One way to define a surface in three-dimensions is through a function $f:\mathbb{R}^3\rightarrow\mathbb{R}$ which satisfies
$$f(\boldsymbol{x})=0,$$ for every point $\boldsymbol{x}\in \mathbb{R}^3$ that belongs to the surface. Thus, the surface $S$ can be defined as
$$S=\{\boldsymbol{x} \in \mathbb{R}^3\,|\,f(\boldsymbol{x})=0\}.$$ For one to visualize the surface $S$, the intersection point $\boldsymbol{p} \in \mathbb{R}^3$ of a ray---starting from the camera position $\boldsymbol{c} \in \mathbb{R}^3$ to some direction $\boldsymbol{d} \in \mathbb{R}^3$, $\|\boldsymbol{d}\|=1$---and the surface must be sought. After these intersection points are known for sufficiently many rays, a visualization can be constructed (some examples follow).
One way to find the intersection point $\boldsymbol{p}$ is through analytical calculations: the surface defined by $S$ is sometimes so simple that this calculation can be done by hand. An example that considers the intersection of a ray and a sphere can be found
from Wikipedia. This is exactly what the traditional ray tracing is all about.
In a more general setting, no analytical relationship exists for finding the intersection point $\boldsymbol{p}$. In such a case, one must rely to numerical methods.
A proficient applied mathematician would immediately attempt to apply, e.g., Secant method to the problem: find $t \in \mathbb{R}$ such that
$$f(\boldsymbol{c}+t\boldsymbol{d}) \approx 0.$$ There is, however, a caveat. For a general $f$ the function
$$g(t):=f(\boldsymbol{c}+t\boldsymbol{d})$$ might have several roots and in Secant method (or similar) nothing guarantees that a root nearest to the camera is recovered. You might end up drawing the wrong side of the object of interest!
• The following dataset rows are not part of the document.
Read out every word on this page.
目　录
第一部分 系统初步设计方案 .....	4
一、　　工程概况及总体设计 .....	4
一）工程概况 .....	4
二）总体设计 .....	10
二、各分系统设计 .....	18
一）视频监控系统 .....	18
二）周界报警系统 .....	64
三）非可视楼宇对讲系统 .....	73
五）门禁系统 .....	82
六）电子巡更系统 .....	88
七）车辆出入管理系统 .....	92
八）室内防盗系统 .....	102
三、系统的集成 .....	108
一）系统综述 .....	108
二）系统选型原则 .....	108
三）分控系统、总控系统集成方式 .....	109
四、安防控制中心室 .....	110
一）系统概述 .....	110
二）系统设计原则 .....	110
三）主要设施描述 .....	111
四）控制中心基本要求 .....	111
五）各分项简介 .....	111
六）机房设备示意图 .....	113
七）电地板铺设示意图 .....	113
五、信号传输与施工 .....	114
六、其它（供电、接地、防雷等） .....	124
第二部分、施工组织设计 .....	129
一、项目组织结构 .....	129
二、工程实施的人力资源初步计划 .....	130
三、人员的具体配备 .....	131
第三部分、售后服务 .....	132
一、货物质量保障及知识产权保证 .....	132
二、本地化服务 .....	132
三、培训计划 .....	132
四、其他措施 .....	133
Thus, the applied numerical method should be guaranteed to find a root nearest to the camera.
A somewhat trivial method to find the nearest (or approximately nearest) root is to fix a sufficiently small constant step size $\Delta t$ and then find the smallest $n \in \mathbb{N} \cup \{0\}$ such that
$$f(\boldsymbol{c}+n \Delta t \boldsymbol{d})\approx 0.$$ This is known as
ray marching and is indeed a valid method for visualizing the surface $S$. The problem is that it's
tremendously slow since one must try every possible $n$ starting from zero!
Fortunately, there exists a clever trick to make the computation faster by ensuring that $f$ defines a
distance field of $S$. This means that at every point $\boldsymbol{x}$ in the space $\mathbb{R}^3$ the value $f(\boldsymbol{x})$ represents the
minimum distance from $\boldsymbol{x}$
to the surface $S$. This sounds like a hard restriction to satisfy but for many fractals the distance fields (or approximate distance fields) have already been derived by enthusiasts.
The algorithm goes as follows:
1. $\boldsymbol{p}:=\boldsymbol{c}$
2. $\boldsymbol{p}:=\boldsymbol{p}+f(\boldsymbol{p})\boldsymbol{d}$
3. If $f(\boldsymbol{p})$ is larger than some tolerance go back to step 2. Otherwise, break.
Output of the prescribed algorithm is the intersection point $\boldsymbol{p}$.
If you happen to own a sufficiently fast graphics processing unit and know the function $f$ for some fractal then this method can be implemented in real time using, e.g., OpenGL Shading Language. See the following Shadertoy entry I constructed as an example:
Getting the coloring and other visuals right requires of course lots of experience (or trial-and-error) but this is the basic idea for generating such animations. I tried to add some comments to the shader code and attempted to use same symbols as in this post.